グノシー、「数年後にはドローン飛ばします」

ニュースアプリは"入り口"に過ぎない

──なるほど。話が飛びますが、「プラットフォーム戦略」ということではグノシーフォンはつくりますか。

グノシーフォン、つくりたいですね。時代はフォンではないかもしれませんが、そうしたハードウエアにはめっちゃ興味があります。プラットフォームをやる、ということは当然、下のインフラの領域も常に意識しています。

──メッセージングアプリはやりますか。

チャンスがあれば(笑)。LINEさんは怒るかもしれませんけど、こういうコミュニケーションツールはどこかでリプレイスの瞬間がありますから、十分にチャンスはあるように思います。

タイミングをみてドローンには参入したい

──何でもやる、というふうにも聞こえてしまいますが、ほかに関心のある領域はありますか。

検討している分野はたくさんあります。今から携帯電話をやろうとしても正直、難しいと思うのですが、ドローン(無人ヘリコプター)などは必ずこれから伸びるので絶対にやっていきたい。今はニュースの会社とみられていますが、欲しい情報を欲しいときに欲しい人に届けるというのが、グノシーの目指していること。ハードウエアが届ける情報というものもあるわけです。タイミングをみて参入したいと思っています。

──ドローンは何に使うのでしょう。

配達網です。グノシーで情報を受け取り、購買というアクションに移る。そのときにドローンが荷物を届ける、という流れは絶対にあると思います。なかなかできないと思います。だからこそ、やりたい。そういう新しいイノベーションには積極的に取り組んでいきます。

──アマゾンのパクリという感じもしますが・・・。

パクリというか、アマゾンがやる、ということでそれを参考にしました。狙う領域は、どうしても近くはなると思うんですよ。グーグルが自動運転車に乗り出しているのはクルマをやる、というわけではなく、狙いは人工知能の部分です。僕も、情報処理という部分に関心がある。ドローンの課題も、賢い制御が必要になると思っていて、それは私たちの得意な部分なのでやっていきたい。
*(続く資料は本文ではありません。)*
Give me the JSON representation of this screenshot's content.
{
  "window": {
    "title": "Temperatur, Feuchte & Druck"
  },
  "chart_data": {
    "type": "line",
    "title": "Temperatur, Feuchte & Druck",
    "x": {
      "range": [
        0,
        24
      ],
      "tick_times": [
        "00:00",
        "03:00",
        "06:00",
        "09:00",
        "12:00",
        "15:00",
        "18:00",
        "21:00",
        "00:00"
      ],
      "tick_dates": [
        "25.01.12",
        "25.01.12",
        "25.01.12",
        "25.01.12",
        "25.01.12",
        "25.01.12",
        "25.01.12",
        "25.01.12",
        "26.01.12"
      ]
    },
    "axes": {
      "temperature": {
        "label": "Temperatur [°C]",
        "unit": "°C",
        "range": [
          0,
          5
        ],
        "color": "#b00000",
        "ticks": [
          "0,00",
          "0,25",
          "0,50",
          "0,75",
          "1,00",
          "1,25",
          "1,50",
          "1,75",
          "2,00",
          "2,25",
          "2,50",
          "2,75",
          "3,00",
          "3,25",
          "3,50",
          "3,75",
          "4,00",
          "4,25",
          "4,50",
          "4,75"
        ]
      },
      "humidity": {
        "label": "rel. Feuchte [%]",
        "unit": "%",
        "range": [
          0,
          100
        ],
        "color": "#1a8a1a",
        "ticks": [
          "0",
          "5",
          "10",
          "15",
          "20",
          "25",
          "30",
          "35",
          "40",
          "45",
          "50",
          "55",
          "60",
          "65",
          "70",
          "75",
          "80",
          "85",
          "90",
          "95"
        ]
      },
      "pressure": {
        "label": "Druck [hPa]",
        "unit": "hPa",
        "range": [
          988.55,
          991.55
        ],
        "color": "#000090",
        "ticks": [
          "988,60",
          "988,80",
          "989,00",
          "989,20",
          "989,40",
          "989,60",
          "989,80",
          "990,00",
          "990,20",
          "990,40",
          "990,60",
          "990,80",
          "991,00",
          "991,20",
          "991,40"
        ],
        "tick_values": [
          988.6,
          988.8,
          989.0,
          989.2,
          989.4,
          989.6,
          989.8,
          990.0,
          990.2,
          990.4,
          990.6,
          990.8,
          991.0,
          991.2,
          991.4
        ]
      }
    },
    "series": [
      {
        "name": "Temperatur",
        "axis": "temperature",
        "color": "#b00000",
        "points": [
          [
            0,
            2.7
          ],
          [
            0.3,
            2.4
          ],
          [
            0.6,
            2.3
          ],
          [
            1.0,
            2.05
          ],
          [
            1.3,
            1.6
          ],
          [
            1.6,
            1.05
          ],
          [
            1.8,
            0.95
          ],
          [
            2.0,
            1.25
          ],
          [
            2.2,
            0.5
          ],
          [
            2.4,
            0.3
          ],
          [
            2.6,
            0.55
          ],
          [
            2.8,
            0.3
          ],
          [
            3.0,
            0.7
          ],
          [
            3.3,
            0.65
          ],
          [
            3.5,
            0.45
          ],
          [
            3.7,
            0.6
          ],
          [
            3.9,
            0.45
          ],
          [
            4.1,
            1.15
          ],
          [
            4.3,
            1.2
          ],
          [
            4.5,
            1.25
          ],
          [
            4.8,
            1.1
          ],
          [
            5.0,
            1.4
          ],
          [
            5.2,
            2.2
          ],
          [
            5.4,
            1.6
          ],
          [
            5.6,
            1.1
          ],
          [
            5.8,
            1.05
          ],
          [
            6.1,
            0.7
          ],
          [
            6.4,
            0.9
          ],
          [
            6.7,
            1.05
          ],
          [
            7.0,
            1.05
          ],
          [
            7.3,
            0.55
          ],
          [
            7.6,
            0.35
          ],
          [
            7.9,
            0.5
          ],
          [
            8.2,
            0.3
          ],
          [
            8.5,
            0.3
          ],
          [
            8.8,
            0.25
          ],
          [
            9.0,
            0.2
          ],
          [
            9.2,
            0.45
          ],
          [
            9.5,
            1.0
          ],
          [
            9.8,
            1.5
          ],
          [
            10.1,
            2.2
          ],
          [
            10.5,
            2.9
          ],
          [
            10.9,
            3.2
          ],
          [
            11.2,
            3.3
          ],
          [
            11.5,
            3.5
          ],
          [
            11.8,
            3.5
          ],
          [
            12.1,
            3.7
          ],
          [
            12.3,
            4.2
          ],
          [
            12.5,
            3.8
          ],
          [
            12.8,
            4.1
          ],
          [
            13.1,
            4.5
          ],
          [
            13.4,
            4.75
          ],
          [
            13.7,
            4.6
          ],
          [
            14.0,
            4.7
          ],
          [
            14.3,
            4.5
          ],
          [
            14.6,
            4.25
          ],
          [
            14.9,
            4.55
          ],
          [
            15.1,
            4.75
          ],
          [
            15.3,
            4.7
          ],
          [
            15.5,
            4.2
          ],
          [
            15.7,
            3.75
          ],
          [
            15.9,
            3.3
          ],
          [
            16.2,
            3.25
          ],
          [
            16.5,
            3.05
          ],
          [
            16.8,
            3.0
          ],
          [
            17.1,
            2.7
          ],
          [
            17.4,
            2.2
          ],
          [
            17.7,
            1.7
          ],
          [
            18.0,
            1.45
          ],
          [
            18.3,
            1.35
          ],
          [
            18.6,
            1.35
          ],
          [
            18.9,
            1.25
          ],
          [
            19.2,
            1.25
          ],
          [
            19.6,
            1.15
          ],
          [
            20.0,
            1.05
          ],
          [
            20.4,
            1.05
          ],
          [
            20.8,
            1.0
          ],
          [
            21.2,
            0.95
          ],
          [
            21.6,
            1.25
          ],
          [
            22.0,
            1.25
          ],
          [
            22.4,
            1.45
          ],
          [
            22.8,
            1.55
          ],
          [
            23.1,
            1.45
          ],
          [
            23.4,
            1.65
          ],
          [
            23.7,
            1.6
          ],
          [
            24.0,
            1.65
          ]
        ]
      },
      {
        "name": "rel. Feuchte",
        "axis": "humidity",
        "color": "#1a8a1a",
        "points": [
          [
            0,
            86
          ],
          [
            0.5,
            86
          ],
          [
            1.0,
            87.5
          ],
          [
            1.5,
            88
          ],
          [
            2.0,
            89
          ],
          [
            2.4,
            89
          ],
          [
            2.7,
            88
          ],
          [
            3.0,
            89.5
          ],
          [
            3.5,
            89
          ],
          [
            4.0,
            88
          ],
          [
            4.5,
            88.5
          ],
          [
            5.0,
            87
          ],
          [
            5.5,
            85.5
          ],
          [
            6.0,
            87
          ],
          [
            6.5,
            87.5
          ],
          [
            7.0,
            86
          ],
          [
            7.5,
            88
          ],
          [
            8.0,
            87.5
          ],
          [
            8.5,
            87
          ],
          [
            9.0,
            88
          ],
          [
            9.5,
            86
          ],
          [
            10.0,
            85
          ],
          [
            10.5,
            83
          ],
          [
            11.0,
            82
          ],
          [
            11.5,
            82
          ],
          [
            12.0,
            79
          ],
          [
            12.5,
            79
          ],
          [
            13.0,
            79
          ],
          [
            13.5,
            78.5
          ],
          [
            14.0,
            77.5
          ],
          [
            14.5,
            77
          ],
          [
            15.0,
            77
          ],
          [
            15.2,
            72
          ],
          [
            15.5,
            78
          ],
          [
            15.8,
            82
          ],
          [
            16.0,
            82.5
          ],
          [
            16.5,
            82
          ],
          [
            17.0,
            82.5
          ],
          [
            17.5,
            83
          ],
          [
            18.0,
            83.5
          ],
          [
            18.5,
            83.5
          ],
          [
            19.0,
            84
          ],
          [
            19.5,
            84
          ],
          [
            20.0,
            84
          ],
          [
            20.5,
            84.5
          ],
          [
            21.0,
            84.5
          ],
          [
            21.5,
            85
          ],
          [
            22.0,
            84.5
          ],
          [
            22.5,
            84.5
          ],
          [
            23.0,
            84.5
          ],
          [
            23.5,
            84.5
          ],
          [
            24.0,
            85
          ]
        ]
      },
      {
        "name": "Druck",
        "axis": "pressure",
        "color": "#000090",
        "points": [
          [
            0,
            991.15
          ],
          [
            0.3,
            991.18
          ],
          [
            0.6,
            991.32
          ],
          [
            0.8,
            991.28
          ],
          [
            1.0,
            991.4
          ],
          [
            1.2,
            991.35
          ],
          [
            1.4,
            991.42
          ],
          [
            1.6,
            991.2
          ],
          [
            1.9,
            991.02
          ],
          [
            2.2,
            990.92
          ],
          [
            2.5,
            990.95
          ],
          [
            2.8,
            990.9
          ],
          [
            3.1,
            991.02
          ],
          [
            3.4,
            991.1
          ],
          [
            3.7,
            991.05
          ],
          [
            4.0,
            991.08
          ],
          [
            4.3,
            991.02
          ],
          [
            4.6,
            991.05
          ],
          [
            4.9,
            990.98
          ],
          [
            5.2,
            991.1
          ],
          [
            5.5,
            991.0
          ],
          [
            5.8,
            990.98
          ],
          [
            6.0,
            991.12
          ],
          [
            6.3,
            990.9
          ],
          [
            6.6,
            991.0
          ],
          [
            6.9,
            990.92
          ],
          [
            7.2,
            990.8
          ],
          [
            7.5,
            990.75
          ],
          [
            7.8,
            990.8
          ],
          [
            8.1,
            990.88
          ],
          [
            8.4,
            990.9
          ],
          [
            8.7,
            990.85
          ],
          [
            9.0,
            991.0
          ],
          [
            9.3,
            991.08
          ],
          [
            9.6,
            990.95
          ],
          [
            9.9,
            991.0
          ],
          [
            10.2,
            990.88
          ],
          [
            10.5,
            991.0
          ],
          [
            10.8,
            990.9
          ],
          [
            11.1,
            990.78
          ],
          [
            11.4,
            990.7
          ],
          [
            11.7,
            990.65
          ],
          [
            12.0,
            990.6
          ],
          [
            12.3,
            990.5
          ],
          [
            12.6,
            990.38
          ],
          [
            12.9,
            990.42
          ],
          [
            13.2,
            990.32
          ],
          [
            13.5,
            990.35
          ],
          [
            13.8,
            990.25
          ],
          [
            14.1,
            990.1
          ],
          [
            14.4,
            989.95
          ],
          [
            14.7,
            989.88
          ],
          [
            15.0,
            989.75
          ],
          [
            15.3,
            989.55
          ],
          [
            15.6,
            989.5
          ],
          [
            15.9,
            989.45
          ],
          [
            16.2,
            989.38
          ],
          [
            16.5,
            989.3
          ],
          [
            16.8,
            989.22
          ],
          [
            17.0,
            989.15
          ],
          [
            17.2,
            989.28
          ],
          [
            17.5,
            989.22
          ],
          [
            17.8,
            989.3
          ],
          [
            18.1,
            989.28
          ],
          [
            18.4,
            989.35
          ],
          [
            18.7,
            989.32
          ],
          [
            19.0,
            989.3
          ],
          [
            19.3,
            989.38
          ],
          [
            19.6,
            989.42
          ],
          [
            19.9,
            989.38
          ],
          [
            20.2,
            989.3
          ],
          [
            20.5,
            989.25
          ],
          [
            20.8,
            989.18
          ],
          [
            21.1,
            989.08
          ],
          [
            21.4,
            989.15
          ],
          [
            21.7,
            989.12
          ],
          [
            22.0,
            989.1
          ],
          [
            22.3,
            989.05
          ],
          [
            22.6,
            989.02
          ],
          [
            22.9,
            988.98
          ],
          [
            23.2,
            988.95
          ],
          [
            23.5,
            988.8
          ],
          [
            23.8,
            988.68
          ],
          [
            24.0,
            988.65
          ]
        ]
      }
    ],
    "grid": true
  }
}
──買い物をして運ぶ商品も情報ということでしょうか。

そうです。商品もある種の情報だと思います、ちょっとナゾのこじつけではありますが・・・。興味あるのはハードそのものというより最適化する制御の部分です。データを組み合わせたり分析したりして最適な制御をする、というのは私たちの得意な領域です。

──プラットフォームを目指している会社は多い。他社にはない、グノシーならではの強みとは?

こちらが送りたい情報ではなく、ユーザーが求めている情報を届ける、というところがグノシーの大きな特徴です。顕在化したものだけでなく潜在的なニーズにも対応できるようにしたい。ユーザーの好みにマッチングするものを届けることによって、ユーザーの生活が豊かになるようにする。これがグノシーならではの特徴です。

ドローンも、配達網というよりも、究極的にはマッチングの問題に行きつきます。その人がすぐに欲しいと思えば、ドローンで届ける、ということが重要な選択肢になるはずです。欲しいと思ったら、すぐに届けてくれる、1日後であればいらない、ということもあるわけです。

──ここは六本木ヒルズの高層階です。ドローン、使えますか。

弁当を届けるみたいにボックスをボトッと落としていけば良いと思います。ドローンが普及してくれば、それにあわせて周辺のインフラも整っていくので心配していません。でも今年やるものでもないし、来年やるものでもなく、数年後の話です。